Top Labour MP: UK should mark Balfour by recognizing Palestinian state
Criticizing Israel for having ‘lost its way,’ Emily Thornberry says Britain should not celebrate centennial of document pledging support for Jewish national home

A top member of Parliament for the UK’s Labour Party has said “the most important way” for the United Kingdom to mark the 100th anniversary of the Balfour Declaration is to “recognize Palestine.”
In an interview published Monday with the Middle East Eye news site, Shadow Foreign Secretary Emily Thornberry said the UK should not celebrate the declaration, which pledged Britain’s support for a Jewish national home, as there is not yet a Palestinian state.
“I don’t think we celebrate the Balfour Declaration but I think we have to mark it because I think it was a turning point in the history of that area and I think probably the most important way of marking it is to recognize Palestine,” said Thornberry. “The British government have said they will do, it’s just a question of when the time is right and it seems to me this is the time.
“We need to have two states, two viable states, two viable secure safe states. We must not forget that in the end that is the only solution,” she added. “We should measure everything we do against that.”
Thornberry issued harsh criticism of Israel’s settlement policies in the West Bank, saying the Jewish state’s government has “lost its way” and is undermining a two-state solution.
“What are they now doing? Are they heading for a one-state [reality]? It seems on the face of it that they may be,” she said.
“And in that way they are letting down the Israeli people because you cannot have a democratic, Jewish one state in that area. So they will have to choose,” Thornberry added. “They are just going against the vision of [Israel’s first prime minister David] Ben-Gurion to have a democratic Jewish state and you need to have alongside it a secure viable Palestinian state.”
Thornberry is due to visit Israel in November.
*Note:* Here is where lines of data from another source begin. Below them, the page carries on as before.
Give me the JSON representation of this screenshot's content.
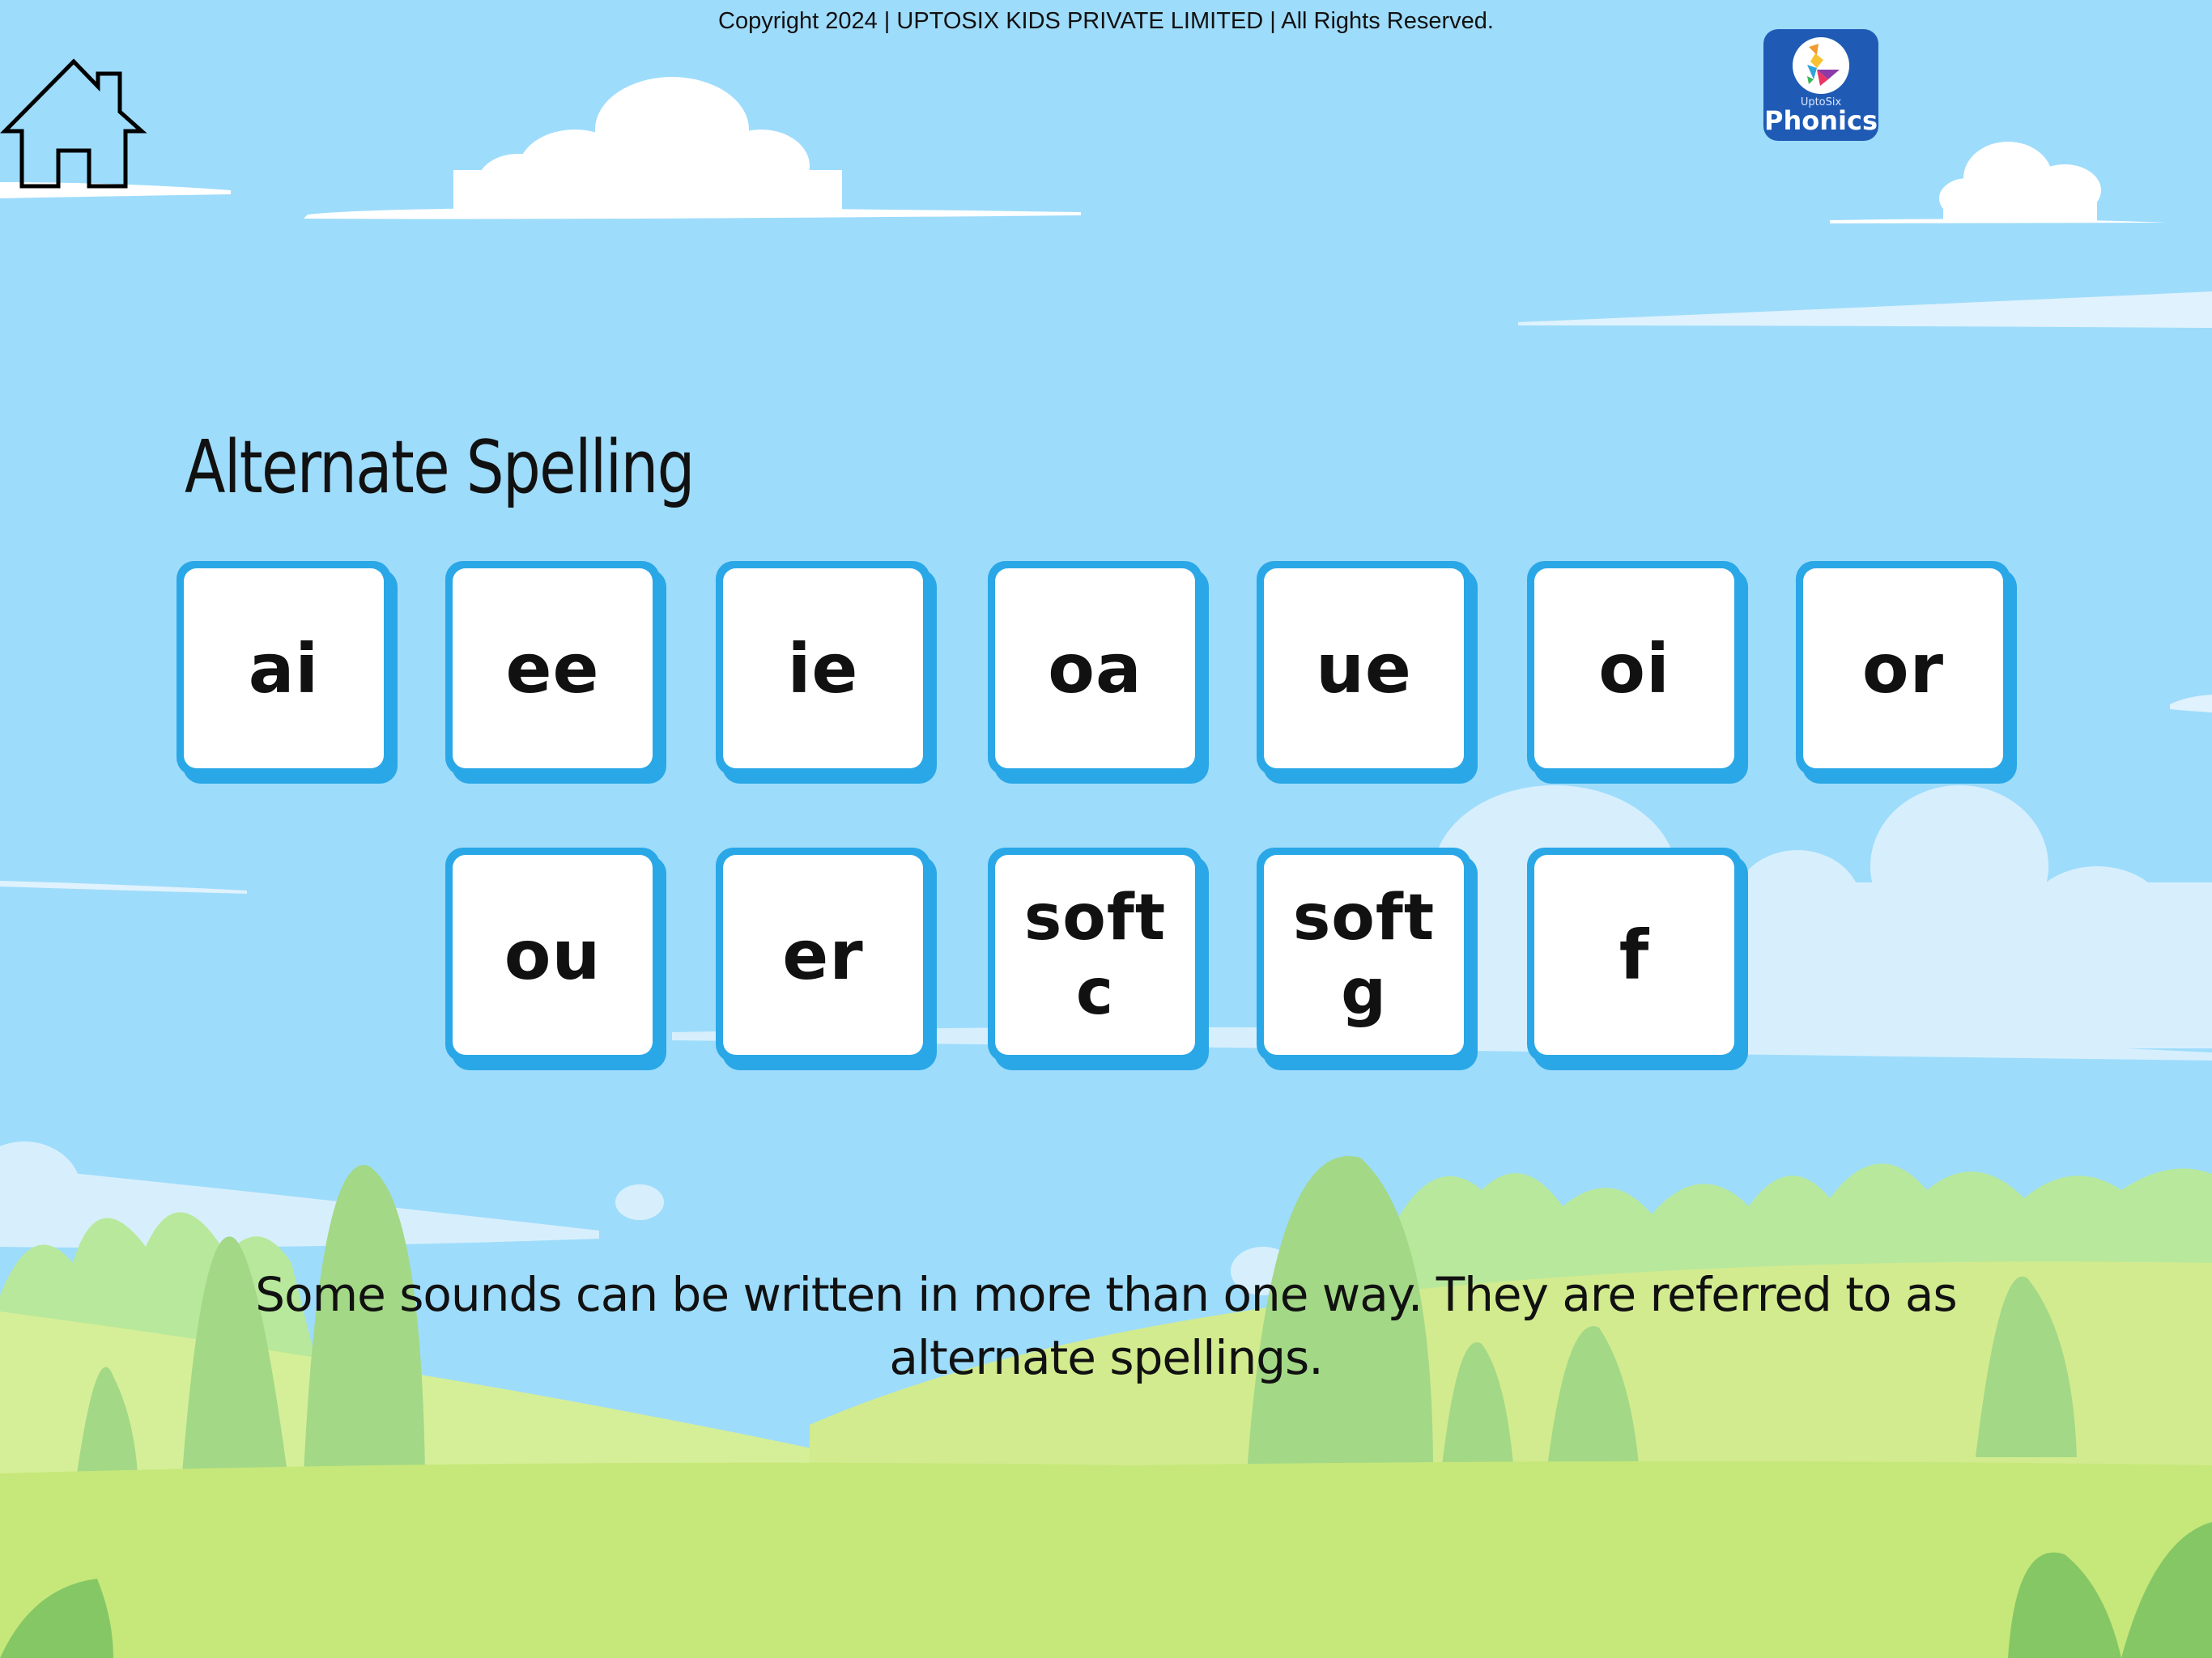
{
  "footer": {
    "copyright": "Copyright 2024 | UPTOSIX KIDS PRIVATE LIMITED | All Rights Reserved."
  },
  "nav": {
    "home_icon": "home-icon"
  },
  "logo": {
    "sub_text": "UptoSix",
    "main_text": "Phonics"
  },
  "page": {
    "title": "Alternate Spelling"
  },
  "cards": [
    {
      "label": "ai"
    },
    {
      "label": "ee"
    },
    {
      "label": "ie"
    },
    {
      "label": "oa"
    },
    {
      "label": "ue"
    },
    {
      "label": "oi"
    },
    {
      "label": "or"
    },
    {
      "label": "ou"
    },
    {
      "label": "er"
    },
    {
      "label": "soft\nc"
    },
    {
      "label": "soft\ng"
    },
    {
      "label": "f"
    }
  ],
  "description": "Some sounds can be written in more than one way. They are referred to as alternate spellings.",
  "colors": {
    "sky": "#9edcfb",
    "card_border": "#2aa7e6",
    "card_face": "#ffffff",
    "logo_bg": "#1f5bb5",
    "grass": "#c6e87a"
  }
}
She is set to attend a dinner in London this week with Prime Minister Benjamin Netanyahu celebrating the centennial of the Balfour Declaration, and said she would also go to a separate event with Palestinians to mark the anniversary.
The Labour MP was asked by party leader Jeremy Corbyn to attend the dinner in his stead after he decided to skip the event.
Although no reason was given for Corbyn’s absence, which was reported by the Sunday Times, the Labour chief has long been a staunch Israel critic and has been dogged by accusations of tolerating anti-Semitism in his party’s ranks.
While declining to comment on Corbyn’s decision specifically, Israel’s ambassador to the United Kingdom said opponents of the Balfour Declaration are “extremists.”
“Those who oppose the Balfour Declaration are exposing themselves for the extremists they are,” Mark Regev told the Times on Sunday.
In the Balfour Declaration, which was issued on November 2, 1917, then-UK foreign secretary Arthur Balfour told British Jewish leader Lord Walter Rothschild that His Majesty’s government “view with favour the establishment in Palestine of a national home for the Jewish people.”

While Labour has been ambivalent about its support for the declaration, British Foreign Secretary Boris Johnson said Sunday he was “proud of Britain’s part in creating Israel,” echoing Prime Minister Theresa May’s comments last week saying she would celebrate the centennial “with pride.”
Johnson also reiterated the UK’s support for a two-state solution, saying pushing for such an outcome to the Israeli-Palestinian conflict has long been British policy.
“I have no doubt that the only viable solution to the conflict resembles the one first set down on paper by another Briton, Lord Peel, in the report of the Royal Commission on Palestine in 1937, and that is the vision of two states for two peoples,” he wrote.
The borders, he added, should be as they were before the Six Day War in 1967, with Jerusalem “a shared capital” and “equal land swaps to reflect the national, security, and religious interests of the Jewish and Palestinian peoples.”
“A century on, Britain will give whatever support we can in order to close the ring and complete the unfinished business of the Balfour Declaration,” he wrote in the Telegraph newspaper on Sunday.

Although Israel and the UK have geared up to mark the anniversary, Palestinian officials in recent weeks have stepped up calls for London to retract its support for a Jewish homeland in the area of the former British mandate, arguing that the land didn’t belong to Britain and that it therefore had no right to promise it to the Zionist movement.
Raphael Ahren and AFP contributed to this report.